LeBron James gave the 17,569 New Jersey fans everything they came to see, but in the end, it was his passing that put the Cleveland Cavaliers over the top.
James notched 28 points, nine rebounds, and seven assists as Cleveland beat New Jersey, 94-89, in a matinee at The Izod Center.
James dished out two assists late in the fourth quarter that led to six points and ultimately put the game out of reach for the Nets.
The Nets came as close as 81-77 after Yi Jianlian knocked down a free-throw with 4:39 to play in the game. James took from there, however. He led the Cavs on an 8-0 run that featured a thunderous dunk and an assist on Daniel Gibson’s three-pointer with 3:04 left.
“[LeBron] sees the floor so well, he can beat you in a lot of different ways,” said Devin Harris, who scored a team-high 22 points. “He can score, but the way he passes the ball, he spreads out the floor and makes him even more tough to guard.”
The now 3-30 Nets exploded out of the gate, grabbing a 26-19 lead after the first quarter. They led by as many as nine points after Terrence Williams stole an errant Mo Williams pass and converted a lay-up to give the Nets a 32-32 lead with 8:19 remaining in the second quarter.
From that point on, however, Cleveland clamped down defensively and the Nets struggled at the offensive end. Although New Jersey only trailed 44-43 at the half, offense was hard to come by. The Cavs limited the Nets to 35 points in the second and third quarters combined.
“We just stuck to the gameplan, we didn’t do anything differently,” said Cleveland point guard Mo Williams, who scored 18 points. “We just had to get in the game. They came out with a lot of energy, which we knew they would. We just stayed the course.”
Cleveland opened the second half on an 11-4 run and forced the Nets to play from behind for the entire second half. Anthony Parker scored all six of his points during that run.
James capped off the third quarter with a three-pointer that followed a previous air-ball on the same possession. Cleveland led, 69-61, after three quarters.

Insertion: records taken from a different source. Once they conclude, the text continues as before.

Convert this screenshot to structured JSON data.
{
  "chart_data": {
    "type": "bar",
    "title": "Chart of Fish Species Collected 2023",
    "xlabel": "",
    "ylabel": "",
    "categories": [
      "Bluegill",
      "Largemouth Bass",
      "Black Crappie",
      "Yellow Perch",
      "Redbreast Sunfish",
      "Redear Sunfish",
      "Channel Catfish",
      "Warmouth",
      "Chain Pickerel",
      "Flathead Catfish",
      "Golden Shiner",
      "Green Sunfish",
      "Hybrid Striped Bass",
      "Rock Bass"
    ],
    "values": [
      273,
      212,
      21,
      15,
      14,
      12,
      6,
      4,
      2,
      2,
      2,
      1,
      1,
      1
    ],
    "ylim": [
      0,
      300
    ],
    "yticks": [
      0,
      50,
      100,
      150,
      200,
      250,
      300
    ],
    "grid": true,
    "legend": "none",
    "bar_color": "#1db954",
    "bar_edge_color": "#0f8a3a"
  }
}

Nets’ interim head coach credited the Cavs’ defense and rebounding for slowing his team down. Cleveland limited New Jersey to 38.7 percent shooting from the field and outrebounded the Nets, 52-38. The Cavs also hauled in 16 offensive rebounds.
“We stayed with them, we competed, but if you’re going to win these type of games, you really need a 48 minute effort,” Vandeweghe said. “I think they just got more aggressive defensively… Really, again, what was the difference was 16 offensive rebounds for them and I think they scored close to 30 percent of their points on second-chance points. You’re not going to win a lot of games when that happens.”
Chris Douglas-Roberts, often guarding James, scored 16 points on 8-of-14 shooting. Brook Lopez added 20 points and grabbed seven rebounds, while Yi Jianlian poured in 11 points and hauled in a team-high eight rebounds.
Yi struggled from the field though, shooting 2-of-13. Courtney Lee went 3-of-9, scoring nine points while the Nets’ bench only combined for eight points.
For Cleveland, Anderson Varejao energized his team off the bench. Varejao went for a double-double, scoring 15 points and grabbing 12 rebounds. Varejao emerged as a presence in the offensive end that enabled Cleveland to outscore New Jersey, 52-32, in the paint.
While the team is still progressing offensively, Douglas-Roberts believes the Nets need to make changes on the defensive end.
“We’re still trying to establish roles. We have to recognize the guys who are capable of scoring. We just have to realize that and get the ball to those guys,” Douglas-Roberts said. “That’s offensively, but defensively, it’s another story. I think we still have to focus more on defense.”
Williams recognizes Yi’s potential
Cleveland point guard Mo Williams played with Yi when the two were in Milwaukee. Williams talked to Yi and said the two remain close.
“Yi, that’s my guy,” Williams proclaimed. “You know, me and Yi have got history. We were in Milwaukee together so I wished him the best of luck.”
Williams noted that Yi struggled as a rookie in Milwaukee, but he has improved and can continue to do so.
“Being a rookie, you’ve got a lot to learn,” Williams said. “He’s still young, still got room to grow, and he’s only going to get better.”